Black Forest Writing Seminars 2018
Adrianne Kalfopoulou is a poet, essayist, and scholar. She lives and teaches in Athens, Greece where she is currently the Writing Program Director at Deree College. She is also part of the faculty in the low residency Mile-High MFA program at Regis University. She has taught in the Masters Program of the English Department at the University of Freiburg, and is on the faculty of the summer Black Forest Writing Seminars where she teaches nonfiction and poetry workshops. She has taught writing workshops at the University of Edinburgh, in the Graduate Writing Program at New York University, and the Aegean Arts Circle on the island of Andros. Her scholarly work has focused on 19th and 20th century American literature, particularly the contributions of Nathaniel Hawthorne, Margaret Fuller, Toni Morrison and Marilynne Robinson. She is currently at work on a monograph that explores Ralph Waldo Emerson’s influence on Sylvia Plath's poems.
Her publications include two poetry collections, Wild Greens and Passion Maps, from Red Hen Press and scholarly work on Sylvia Plath in Women’s Studies and Plath Profiles. An essay collection, Ruin, Essays in Exilic Living was published in 2014; one of the essays from Ruin was a “Notable Essay of the Year” in Best American Essays (here’s a preview).
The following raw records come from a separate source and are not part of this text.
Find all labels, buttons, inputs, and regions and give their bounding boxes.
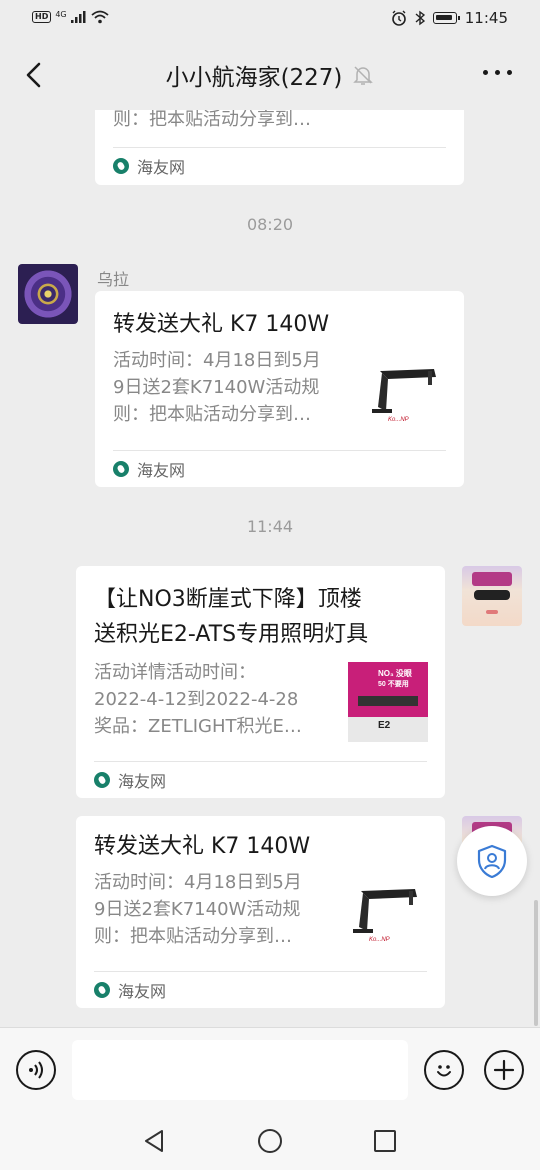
- status-time: 11:45: [464, 9, 508, 27]
- thumbnail-image: Ko...NP: [353, 889, 417, 943]
- sender-name: 乌拉: [97, 270, 130, 289]
- emoji-button[interactable]: [424, 1050, 464, 1090]
- voice-button[interactable]: [16, 1050, 56, 1090]
- timestamp: 11:44: [246, 517, 294, 536]
- scrollbar[interactable]: [534, 900, 538, 1026]
- thumbnail-image: NO₃ 没眼 50 不要用 E2: [348, 662, 428, 742]
- timestamp: 08:20: [246, 215, 294, 234]
- back-arrow-icon[interactable]: [20, 60, 50, 90]
- source-logo-icon: [94, 982, 110, 998]
- source-name: 海友网: [118, 772, 167, 791]
- hd-icon: HD: [32, 11, 52, 23]
- card-desc-line: 9日送2套K7140W活动规: [94, 899, 301, 920]
- mute-bell-icon: [353, 66, 374, 85]
- source-name: 海友网: [137, 461, 186, 480]
- card-title: 转发送大礼 K7 140W: [113, 312, 330, 337]
- battery-icon: [432, 12, 460, 24]
- card-source: 海友网: [113, 450, 446, 487]
- chat-title: 小小航海家(227): [165, 65, 343, 91]
- card-desc-line: 奖品：ZETLIGHT积光E…: [94, 716, 302, 737]
- thumb-heading: 50 不要用: [378, 679, 409, 688]
- card-desc-line: 2022-4-12到2022-4-28: [94, 689, 299, 710]
- status-right: 11:45: [391, 9, 508, 27]
- card-title: 送积光E2-ATS专用照明灯具: [94, 622, 369, 647]
- card-desc-line: 则：把本贴活动分享到…: [94, 926, 292, 947]
- card-desc-line: 9日送2套K7140W活动规: [113, 377, 320, 398]
- link-card-2[interactable]: 【让NO3断崖式下降】顶楼 送积光E2-ATS专用照明灯具 活动详情活动时间： …: [76, 566, 445, 798]
- floating-shield-button[interactable]: [457, 826, 527, 896]
- network-type: 4G: [55, 10, 67, 19]
- thumbnail-image: Ko...NP: [372, 369, 436, 423]
- chat-header: 小小航海家(227): [0, 40, 540, 110]
- wifi-icon: [91, 10, 109, 24]
- thumb-brand: Ko...NP: [388, 417, 409, 423]
- signal-icon: [70, 11, 86, 23]
- link-card-0[interactable]: 则：把本贴活动分享到… 海友网: [95, 110, 464, 185]
- add-icon: [493, 1059, 515, 1081]
- card-desc-line: 活动时间：4月18日到5月: [113, 350, 321, 371]
- card-desc-line: 则：把本贴活动分享到…: [113, 404, 311, 425]
- input-bar: [0, 1027, 540, 1112]
- avatar[interactable]: [18, 264, 78, 324]
- avatar[interactable]: [462, 566, 522, 626]
- card-desc-line: 则：把本贴活动分享到…: [113, 110, 311, 130]
- card-title: 转发送大礼 K7 140W: [94, 834, 311, 859]
- more-icon[interactable]: [483, 70, 512, 75]
- source-logo-icon: [94, 772, 110, 788]
- alarm-icon: [391, 10, 406, 26]
- nav-home-icon[interactable]: [257, 1128, 283, 1154]
- thumb-heading: E2: [378, 720, 391, 731]
- voice-icon: [29, 1061, 43, 1079]
- nav-recent-icon[interactable]: [372, 1128, 398, 1154]
- source-logo-icon: [113, 158, 129, 174]
- title-wrap: 小小航海家(227): [0, 40, 540, 110]
- chat-area[interactable]: 则：把本贴活动分享到… 海友网 08:20 乌拉 转发送大礼 K7 140W 活…: [0, 110, 540, 1027]
- card-source: 海友网: [113, 147, 446, 184]
- link-card-3[interactable]: 转发送大礼 K7 140W 活动时间：4月18日到5月 9日送2套K7140W活…: [76, 816, 445, 1008]
- card-desc-line: 活动详情活动时间：: [94, 662, 256, 683]
- shield-icon: [477, 844, 507, 878]
- thumb-heading: NO₃ 没眼: [378, 668, 412, 678]
- link-card-1[interactable]: 转发送大礼 K7 140W 活动时间：4月18日到5月 9日送2套K7140W活…: [95, 291, 464, 487]
- add-button[interactable]: [484, 1050, 524, 1090]
- bluetooth-icon: [415, 10, 425, 26]
- message-input[interactable]: [72, 1040, 408, 1100]
- card-source: 海友网: [94, 761, 427, 798]
- source-name: 海友网: [137, 158, 186, 177]
- system-nav-bar: [0, 1112, 540, 1170]
- source-logo-icon: [113, 461, 129, 477]
- card-desc-line: 活动时间：4月18日到5月: [94, 872, 302, 893]
- status-left: HD 4G: [32, 10, 109, 24]
- emoji-icon: [437, 1065, 451, 1077]
- status-bar: HD 4G 11:45: [0, 0, 540, 40]
- thumb-brand: Ko...NP: [369, 937, 390, 943]
- nav-back-icon[interactable]: [142, 1128, 168, 1154]
- card-source: 海友网: [94, 971, 427, 1008]
- source-name: 海友网: [118, 982, 167, 1001]
- card-title: 【让NO3断崖式下降】顶楼: [94, 587, 362, 612]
Samples of her work can be read at: www.adriannekalfopoulou.com. A review of her book Ruin: Essays in Exile Living can be found here.
Deborah Reed is the author of the forthcoming novel, Olivay, to be published July 7th, 2015. Her most recent novel, Things We Set On Fire, sold over 100,000 copies in the first six months. Her novel, Carry Yourself Back to Me, was a Best Book of 2011 Amazon Editors’ Pick. She wrote the bestselling thriller, A Small Fortune and its sequel, Fortune’s Deadly Descent, under her pen name, Audrey Braun. All of her novels have been translated or are forthcoming in German. Her nonfiction has appeared or is forthcoming in publications such as Poets & Writers, and the Literarian. Deborah holds a Masters in Fine Arts in Creative Writing (fiction) and teaches at UCLA’s Extension Writing Program. She is also co-director of the Black Forest Writing Seminars at the University of Freiburg in Germany. She lives in Manzanita, Oregon. www.deborahreed.me
Praise for Things We Set on Fire:
“What a finely made, complex, and wholly engrossing novel this is. The people who inhabit Things We Set on Fire seem to be squeezed into some catastrophic critical mass, like the Big Bang in reverse, and yet the prose is completely under control, precise and lucid, sometimes electric with nuance, sometimes strangely musical, and always convincing. The moral pressures on these characters become almost unbearable, yet the radiance of grace and pardon and understanding shines on. Reed has given us a beautiful book.”
-Tim O’ Brien, author of The Things They Carried, and winner of the National Book Award
Click here to read an interview Deborah did for Vice Magazine
Director of Black Forest Writing Seminars
Sieglinde Lemke is the author of the upcoming book Poverty, Inequality, and Precarity in Contemporary American Culture (Palgrave, 2016), Vernacular Matters in American Literature (Palgrave, 2009) and Primitivist Modernism: Black Culture and the Origins of Transatlantic Modernism (Oxford UP, 1998). She studied at the University of Konstanz and at UC Berkeley and was a guest professor at Harvard. After teaching at the John F. Kennedy Institute at the Free University in Berlin for 15 years, she took up her current position in the English Department at the Albert-Ludwigs University, Freiburg where she also initiated The Black Forest Writing Seminars.